Above all, there was that season of the year which used to loom so large in the life of the Filipino: the time of Lent, which had produced his vividest customs and traditions: the Pasion and pabasa, the Caridad and cenaculo, the flagellants. Yet the Philippine theater had yet to put onstage the pageant of the penitentes.

Leonor Orosa decided to choreograph the Philippine Lent.

She searched around for a folk dance to base her drama on: it should be a sacred dance associated with the Cross– and almost at once the subli came to her mind. She pondered its double movement: the crouch of the male, the stern grace of the woman. Its rhythm–that mesmerizing ratatatat ratatatat –entered her being and so possessed it that at last she cried” “This is it! Yes, this is it!” The creative fever burned again.

She started with nothing save the rhythm, that monotone rising to a crescendo, and from it she gradually evolved the swaying of the crowd in mystical rapture, of a priest rapt in a paean of Golgotha. The people crouch and bow their heads to the ground in a beautiful circular movement; and the women’s loosened hair, spinning, accentuates the rising fervor. The priest bends forward, bends backward, and caresses the air with his hands. In the background rises the Cross and the crowd undulates toward it as the rhythm of the subli, the rhythm of ecstacy, grows faster, faster.

Then the monotone darkens, is no longer the swaying of a crowd but the whips, the writhing of a flagelante scourging himself. Like a dancing dervish, he prances about in a rapture of pain. Like a sacrificial offering, he crouches down before the Cross and bends backward, his arms forming a cross upon his breast as he flails himself on the back. Four men whose dance vaguely suggests the maglalatik gather around him and scourge him further. The tempo builds up to its climax and the flagelante swoons as the four men, in a swift grouping of terrifying loveliness, raise him aloft on a bamboo pole.

Again, the monotone changes in throb, is now the treading of feet on procession; and the women bearing lights on the palms of their hands seem to be dancing the pandango sa ilaw as they glide forward, and the binasuan as, like Veronicas, they wipe the bleeding face of the flagelante. But the rhythm of the subli is still dominant and it becomes a clattering, a shattering roar, as the stage darkens and the radiance of the Cross alternately fades and flashes–for this is the moment of the Tinieblas, the death of the Lord.

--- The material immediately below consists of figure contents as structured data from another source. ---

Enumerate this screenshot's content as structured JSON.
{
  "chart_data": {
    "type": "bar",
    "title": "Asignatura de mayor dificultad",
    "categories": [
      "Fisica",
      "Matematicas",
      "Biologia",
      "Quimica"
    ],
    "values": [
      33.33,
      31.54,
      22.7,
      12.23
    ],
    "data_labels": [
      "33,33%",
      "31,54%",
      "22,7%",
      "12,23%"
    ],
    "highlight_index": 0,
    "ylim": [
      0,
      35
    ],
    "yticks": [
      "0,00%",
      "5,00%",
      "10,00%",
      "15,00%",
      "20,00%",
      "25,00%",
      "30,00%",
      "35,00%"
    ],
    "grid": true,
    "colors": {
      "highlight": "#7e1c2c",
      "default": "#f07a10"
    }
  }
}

In the last scene, the Salubong, the monotone is muted and the subli dance, highly stylized, may be glimpsed in the movements of the Christ appearing to his Mother, and of the Virgin bending to feel the wounds of her son. The subli, as has been noted, is an ambiguous dance and a number of people have been shocked by an undercurrent of sensuality in this dance of the Risen Christ and the Virgin. “Almost like lovers!” is the outraged comment. Leonor Orosa has been very daring, but she has not offended against good taste or devotion. She has clothed her Christ in a pale-blue camisa, her Virgin in a white veil instead of the traditional black mantle. The dance she created is charming and she has tried to bring the powerful subli rhythms under control –but it’s possible that the subli has been stronger than she.  The dark moods the old Batangueños wove into the Dance of the Cross do slightly cloud Leonor Orosa’s salute to the Resurrection. On the other hand, they are not out of the place there, for they remind us that Easter is older than Christianity and that the rites of the Risen God used to be pagan fertility rites in honor of phallic figures like Adonis and Dionysus, and of earth goddesses like Isis and Astarte.